McNair Intellectual Property Alert: Provisional Patent Applications - The Right Way and the Wrong Way

Articles / Publications

In 1995, the United States Patent and Trademark Office first offered the provisional patent application. The goal was to provide patent pending status at lower costs and to assist with preserving foreign patent filing rights. A provisional patent application has a life of 12 months from its filing. This 12-month period cannot be extended so that an applicant must file a corresponding non-provisional patent application during the 12-month period in order to benefit from the earlier filing of the provisional application. Provisionals are strategically used for several reasons:

  • to obtain patent pending status and prevent a public disclosure, sale, or offer to sell that would bar the ability to obtain patent rights;
  • to provide a lower cost investigation period so that commercialization research can be performed to determine the subsequent investment into the invention's commercialization; or
  • other motivators such as an investor requesting that a patent applications be filed.
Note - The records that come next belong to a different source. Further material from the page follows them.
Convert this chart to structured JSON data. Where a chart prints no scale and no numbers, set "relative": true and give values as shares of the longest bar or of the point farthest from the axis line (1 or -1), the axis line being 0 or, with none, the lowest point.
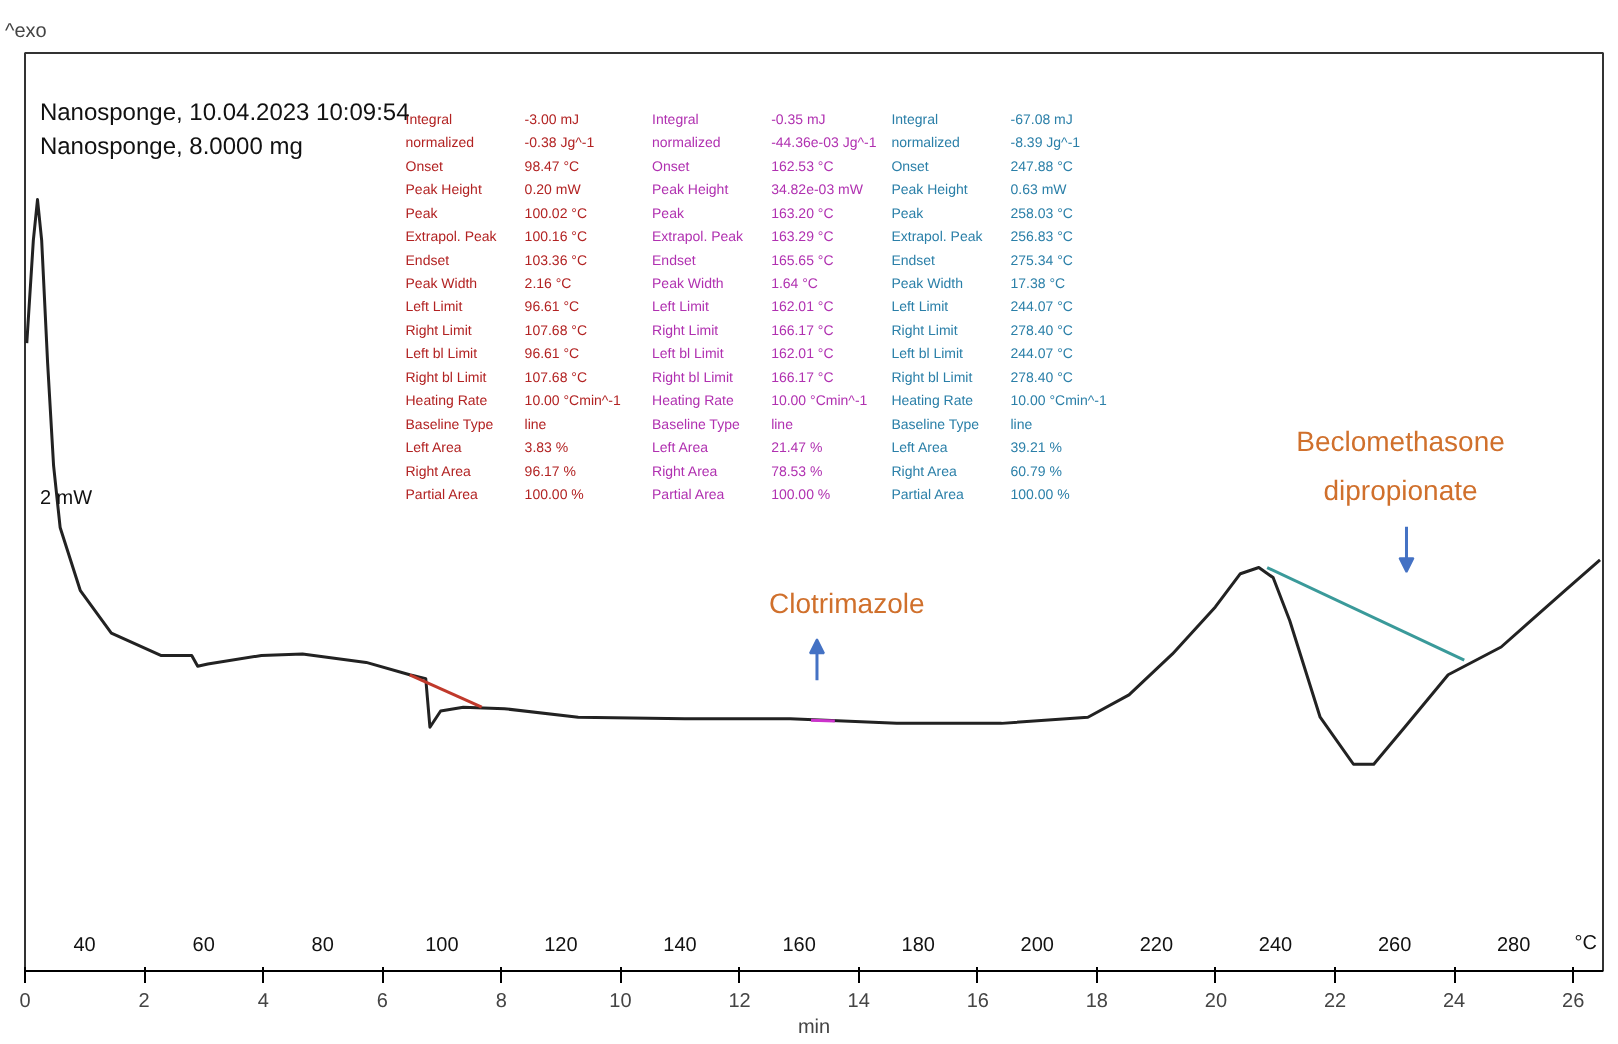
{
  "chart_data": {
    "type": "line",
    "relative": true,
    "title": "Nanosponge, 10.04.2023 10:09:54",
    "subtitle": "Nanosponge, 8.0000 mg",
    "ylabel": "2 mW",
    "xlabel": "min",
    "x2label": "°C",
    "xlim": [
      0,
      26.5
    ],
    "xticks": [
      0,
      2,
      4,
      6,
      8,
      10,
      12,
      14,
      16,
      18,
      20,
      22,
      24,
      26
    ],
    "x2lim": [
      30,
      295
    ],
    "x2ticks": [
      40,
      60,
      80,
      100,
      120,
      140,
      160,
      180,
      200,
      220,
      240,
      260,
      280
    ],
    "grid": false,
    "marker": "none",
    "line_style": "solid",
    "series": [
      {
        "color": "#222222",
        "x": [
          0.03,
          0.14,
          0.21,
          0.28,
          0.38,
          0.48,
          0.59,
          0.93,
          1.45,
          2.28,
          2.8,
          2.9,
          3.07,
          3.97,
          4.66,
          5.73,
          6.46,
          6.73,
          6.8,
          6.98,
          7.36,
          8.05,
          9.29,
          11.08,
          12.85,
          14.64,
          16.4,
          17.85,
          18.54,
          19.27,
          19.99,
          20.41,
          20.72,
          20.96,
          21.24,
          21.75,
          22.31,
          22.65,
          23.17,
          23.9,
          24.79,
          25.86,
          26.45
        ],
        "values": [
          0.814,
          0.947,
          1,
          0.947,
          0.788,
          0.655,
          0.575,
          0.493,
          0.438,
          0.409,
          0.409,
          0.395,
          0.398,
          0.409,
          0.411,
          0.4,
          0.384,
          0.379,
          0.316,
          0.337,
          0.342,
          0.34,
          0.329,
          0.327,
          0.327,
          0.321,
          0.321,
          0.329,
          0.358,
          0.411,
          0.472,
          0.515,
          0.523,
          0.51,
          0.454,
          0.329,
          0.268,
          0.268,
          0.316,
          0.384,
          0.42,
          0.493,
          0.533
        ]
      },
      {
        "color": "#c0392b",
        "x": [
          6.46,
          7.67
        ],
        "values": [
          0.384,
          0.342
        ]
      },
      {
        "color": "#cc33cc",
        "x": [
          13.2,
          13.6
        ],
        "values": [
          0.325,
          0.324
        ]
      },
      {
        "color": "#3a9a9a",
        "x": [
          20.86,
          24.17
        ],
        "values": [
          0.523,
          0.403
        ]
      }
    ],
    "annotations": [
      "^exo",
      "Integral\t-3.00 mJ\n normalized\t-0.38 Jg^-1\nOnset\t98.47 °C\nPeak Height\t0.20 mW\nPeak\t100.02 °C\nExtrapol. Peak\t100.16 °C\nEndset\t103.36 °C\nPeak Width\t2.16 °C\nLeft Limit\t96.61 °C\nRight Limit\t107.68 °C\nLeft bl Limit\t96.61 °C\nRight bl Limit\t107.68 °C\nHeating Rate\t10.00 °Cmin^-1\nBaseline Type\tline\nLeft Area\t3.83 %\nRight Area\t96.17 %\nPartial Area\t100.00 %",
      "Integral\t-0.35 mJ\n normalized\t-44.36e-03 Jg^-1\nOnset\t162.53 °C\nPeak Height\t34.82e-03 mW\nPeak\t163.20 °C\nExtrapol. Peak\t163.29 °C\nEndset\t165.65 °C\nPeak Width\t1.64 °C\nLeft Limit\t162.01 °C\nRight Limit\t166.17 °C\nLeft bl Limit\t162.01 °C\nRight bl Limit\t166.17 °C\nHeating Rate\t10.00 °Cmin^-1\nBaseline Type\tline\nLeft Area\t21.47 %\nRight Area\t78.53 %\nPartial Area\t100.00 %",
      "Integral\t-67.08 mJ\n normalized\t-8.39 Jg^-1\nOnset\t247.88 °C\nPeak Height\t0.63 mW\nPeak\t258.03 °C\nExtrapol. Peak\t256.83 °C\nEndset\t275.34 °C\nPeak Width\t17.38 °C\nLeft Limit\t244.07 °C\nRight Limit\t278.40 °C\nLeft bl Limit\t244.07 °C\nRight bl Limit\t278.40 °C\nHeating Rate\t10.00 °Cmin^-1\nBaseline Type\tline\nLeft Area\t39.21 %\nRight Area\t60.79 %\nPartial Area\t100.00 %",
      "Clotrimazole",
      "Beclomethasone\ndipropionate"
    ]
  }
}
When filed, the provisional patent application allowed for the designation "Patent Pending".

One important aspect of a provisional patent application is that it should include a sufficient technical description of the invention so that one reasonably skilled in the art could make or practice the invention after reading the provisional patent application, the § 112 requirement. However, the "sufficient technical description" requirement is frequently misunderstood. Without this technical description, the provisional patent application has little to no value. In fact, having an improperly prepared and filed provisional patent application can result in a false sense of security that patent rights are preserved, when in fact they are not. As recently stated by the Federal Circuit, a provisional patent application must have the following to be of value to the subsequent non-provisional:

  • a technical description that contains a written description of the invention;
  • the manner and process of making and using it;
  • written in full, clear, concise, and exact terms to enable any person skilled in the art to make and use the invention; and
  • the best mode contemplated by the inventor or joint inventor of carrying out the invention. (35 U.S.C. § 112.)

We have seen several online, self-help legal service providers offering provisional patent applications by advertising "low-cost" applications. We have also seen short cuts being taken when provisional patent applications are drafted and filed in an effort to "save money". Unfortunately, a number of these provisional patent applications are not legally sufficient. In a recent case, the court in Dynamic Drinkware v. National Graphics (Fed. Cir. 2015), held that nowhere did Dynamic demonstrate support in its provisional patent application for the claims of the subsequent patent that issued from a non-provisional, and therefore could not rely on the provisional application for the priority date. In an earlier case, Star Scientific, Inc. v. R.J. Reynolds Tobacco Co., 2011 U.S. App. LEXIS 17826 (Fed. Cir. Aug. 26, 2011), the Federal Circuit stated that a provisional application's earlier filing date can be relied upon so long as that application contains an adequate written description (the § 112 requirement) so that one of ordinary skill in the art could practice the invention claimed in the non-provisional application.

While provisional patent applications have a reputation for being the "down and dirty" or "poor man's" application, unless drafted by an experienced patent practitioner who can include sufficient technical description of the invention to form support for the claims of the subsequent non-provisional patent applications, the provisional applications may be a waste of time and money, and can result in a loss of patent rights.